Artemis II: cuándo regresa la nave y cuáles son los riesgos para la tripulación que hizo historia
Los astronautas deben hacer una serie de controles y maniobras especiales para que la cápsula Orión ingrese de la manera adecuada a la atmósfera terrestre. Es el último gran desafío de la misión Artemis II.
08 de abril de 2026 - 13:32
La etapa final y un desafío. El reingreso de los astronautas a la Tierra. (Foto: FB)
La misión Artemis II entró en su tramo final con tres jornadas clave para probar sistemas críticos de la nave Orión antes del regreso a la Tierra. En el día 8 de vuelo - este día - la tripulación hará dos ensayos importantes. El primero será una simulación de protección frente a una tormenta solar o un evento de alta radiación, una amenaza central para cualquier viaje tripulado al espacio profundo. Los astronautas deberán improvisar un refugio dentro de la cápsula con los elementos disponibles, mientras la NASA recoge datos sobre los niveles de radiación dentro de la nave.
Más tarde, realizarán una prueba de pilotaje manual de Orión. Tendrán que orientar la nave desde las ventanas, colocarla “de cola al Sol” y ejecutar maniobras de control para evaluar cómo responde el vehículo sin depender por completo de la automatización.
El día 9 estará enfocado en la preparación del regreso. La tripulación repasará los procedimientos de reingreso y amerizaje, realizará una nueva corrección de trayectoria y completará tareas pendientes, entre ellas pruebas con el sistema alternativo de recolección de desechos, por si falla el inodoro de Orión (lo único que no funcionó correctamente en toda la misión).
También ensayarán el uso de prendas de compresión para prevenir la llamada intolerancia ortostática, un problema frecuente en astronautas al volver a la gravedad terrestre.
La intolerancia ortostática es la dificultad que tiene el cuerpo para adaptarse al hecho de ponerse de pie después de haber estado mucho tiempo acostado, sentado o, en el caso de los astronautas, flotando en microgravedad.
vuelta a la tierra
La trayectoria de reingreso de la nave orión, el último desafío para los astronautas. (Foto: A24.com)
Finalmente, el día 10 estará dedicado por completo al regreso. Orión se separará de su módulo de servicio, expondrá su escudo térmico para soportar temperaturas extremas durante el reingreso y desplegará una secuencia de paracaídas que frenará la cápsula hasta su amerizaje en el Océano Pacífico, frente a las costas de San Diego, donde la esperarán equipos de la NASA y de la Marina de Estados Unidos.
En el reingreso a la Tierra, la cápsula Orión tiene tres posibilidades, pero solo una es la correcta para regresar sanos y salvos. Si el ángulo de penetración a la atmósfera es demasiado recto, la nave podría destruirse por la violencia del impacto. Para explicarlo de manera simple: sería como el dolor de un “panzazo” al tirarse mal a una pileta o el golpe de caer en línea recta al agua desde un trampolín de gran altura.

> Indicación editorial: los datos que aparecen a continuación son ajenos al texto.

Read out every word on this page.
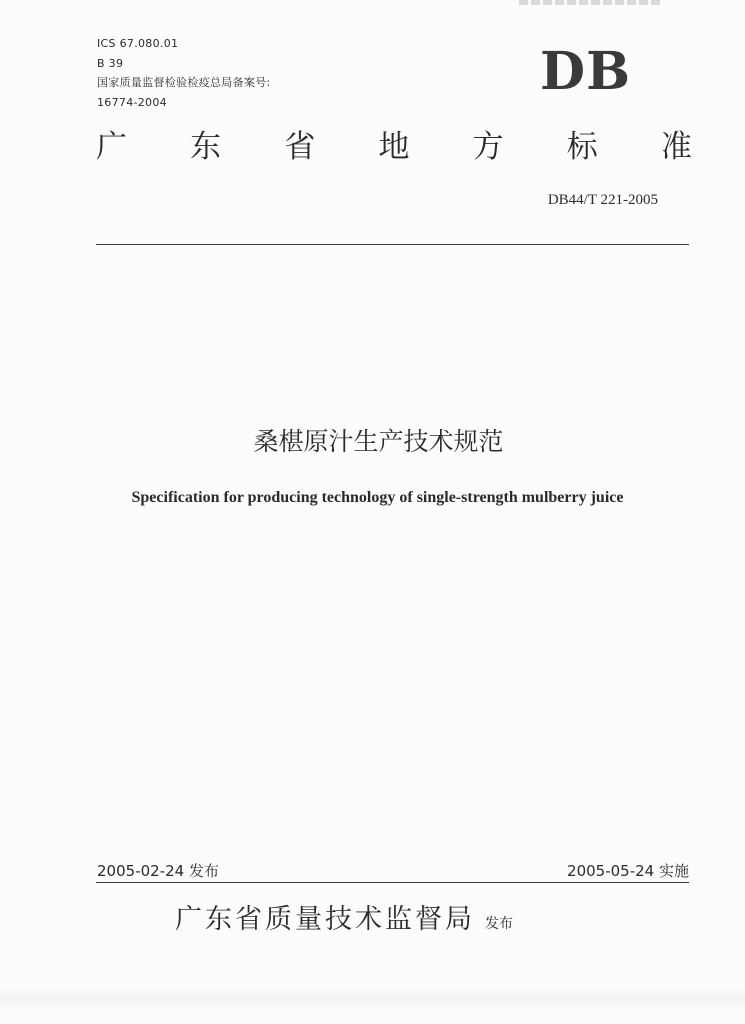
ICS 67.080.01
B 39
国家质量监督检验检疫总局备案号:
16774-2004	DB
广 东 省 地 方 标 准
DB44/T 221-2005
桑椹原汁生产技术规范
Specification for producing technology of single-strength mulberry juice
2005-02-24 发布	2005-05-24 实施
广东省质量技术监督局 发布
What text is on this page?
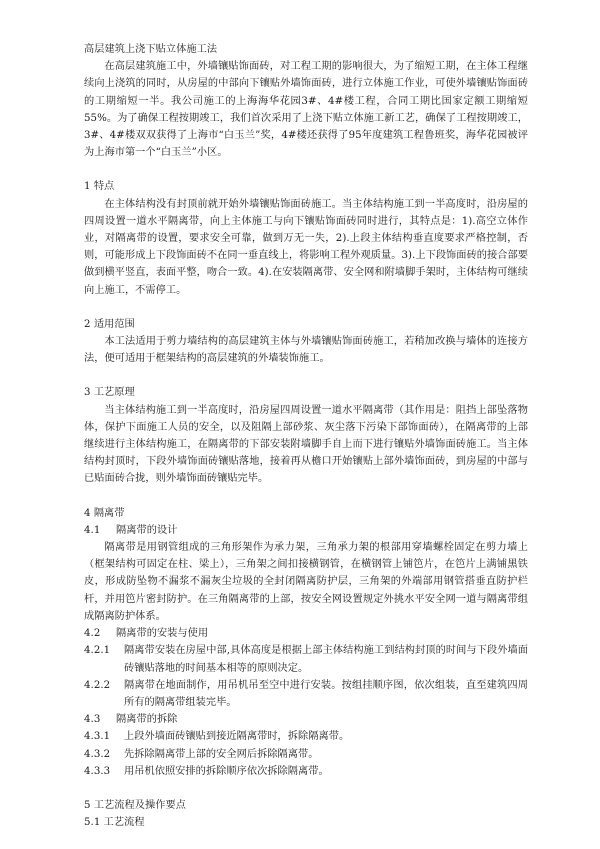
高层建筑上浇下贴立体施工法

在高层建筑施工中，外墙镶贴饰面砖，对工程工期的影响很大，为了缩短工期，在主体工程继续向上浇筑的同时，从房屋的中部向下镶贴外墙饰面砖，进行立体施工作业，可使外墙镶贴饰面砖的工期缩短一半。我公司施工的上海海华花园3#、4#楼工程，合同工期比国家定额工期缩短55%。为了确保工程按期竣工，我们首次采用了上浇下贴立体施工新工艺，确保了工程按期竣工，3#、4#楼双双获得了上海市“白玉兰”奖，4#楼还获得了95年度建筑工程鲁班奖，海华花园被评为上海市第一个“白玉兰”小区。

1 特点

在主体结构没有封顶前就开始外墙镶贴饰面砖施工。当主体结构施工到一半高度时，沿房屋的四周设置一道水平隔离带，向上主体施工与向下镶贴饰面砖同时进行，其特点是：1).高空立体作业，对隔离带的设置，要求安全可靠，做到万无一失，2).上段主体结构垂直度要求严格控制，否则，可能形成上下段饰面砖不在同一垂直线上，将影响工程外观质量。3).上下段饰面砖的接合部要做到横平竖直，表面平整，吻合一致。4).在安装隔离带、安全网和附墙脚手架时，主体结构可继续向上施工，不需停工。

2 适用范围

本工法适用于剪力墙结构的高层建筑主体与外墙镶贴饰面砖施工，若稍加改换与墙体的连接方法，便可适用于框架结构的高层建筑的外墙装饰施工。

3 工艺原理

当主体结构施工到一半高度时，沿房屋四周设置一道水平隔离带（其作用是：阻挡上部坠落物体，保护下面施工人员的安全，以及阻隔上部砂浆、灰尘落下污染下部饰面砖），在隔离带的上部继续进行主体结构施工，在隔离带的下部安装附墙脚手自上而下进行镶贴外墙饰面砖施工。当主体结构封顶时，下段外墙饰面砖镶贴落地，接着再从檐口开始镶贴上部外墙饰面砖，到房屋的中部与已贴面砖合拢，则外墙饰面砖镶贴完毕。

4 隔离带

4.1	隔离带的设计

隔离带是用钢管组成的三角形架作为承力架，三角承力架的根部用穿墙螺栓固定在剪力墙上（框架结构可固定在柱、梁上），三角架之间扣接横钢管，在横钢管上铺笆片，在笆片上满铺黑铁皮，形成防坠物不漏浆不漏灰尘垃圾的全封闭隔离防护层，三角架的外端部用钢管搭垂直防护栏杆，并用笆片密封防护。在三角隔离带的上部，按安全网设置规定外挑水平安全网一道与隔离带组成隔离防护体系。

4.2	隔离带的安装与使用
4.2.1	隔离带安装在房屋中部,具体高度是根据上部主体结构施工到结构封顶的时间与下段外墙面砖镶贴落地的时间基本相等的原则决定。
4.2.2	隔离带在地面制作，用吊机吊至空中进行安装。按组挂顺序图，依次组装，直至建筑四周所有的隔离带组装完毕。
4.3	隔离带的拆除
4.3.1	上段外墙面砖镶贴到接近隔离带时，拆除隔离带。
4.3.2	先拆除隔离带上部的安全网后拆除隔离带。
4.3.3	用吊机依照安排的拆除顺序依次拆除隔离带。

5 工艺流程及操作要点

5.1 工艺流程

La segunda posibilidad es que el ángulo sea demasiado tangencial. En ese caso, la nave “rebotaría” contra la capa exterior de la atmósfera y volvería hacia el espacio. La cápsula no tiene cohetes lo suficientemente potentes como para revertir esa trayectoria y se perdería en el espacio. Siguiendo con el ejemplo del agua, sería como una piedra lanzada para hacer “patito” y rebotar sobre la superficie.
Finalmente, está la opción correcta: entrar con el ángulo preciso para poder atravesar la atmósfera sin inconvenientes. Allí aparece el mayor desafío, que depende de la tecnología y no de los astronautas. La estructura exterior de la nave tiene un blindaje especial para soportar el incendio que rodea a Orión por el rozamiento con el aire de la Tierra.
La temperatura de 2.760 grados es suficiente para derretir la cápsula y matar a los astronautas si ese revestimiento especial no resiste. Cuando la NASA recuperó Artemis I y su cápsula, descubrió que varios paneles se habían consumido por el fuego, lo que obligó a buscar mejoras en el aislamiento de la nave para proteger la vida de la tripulación.
Finalmente, la nave caerá en el Océano Pacífico, frente a la costa de San Diego, California, y un helicóptero rescatará a los cuatro astronautas, que ya quedaron en la historia de la conquista del espacio.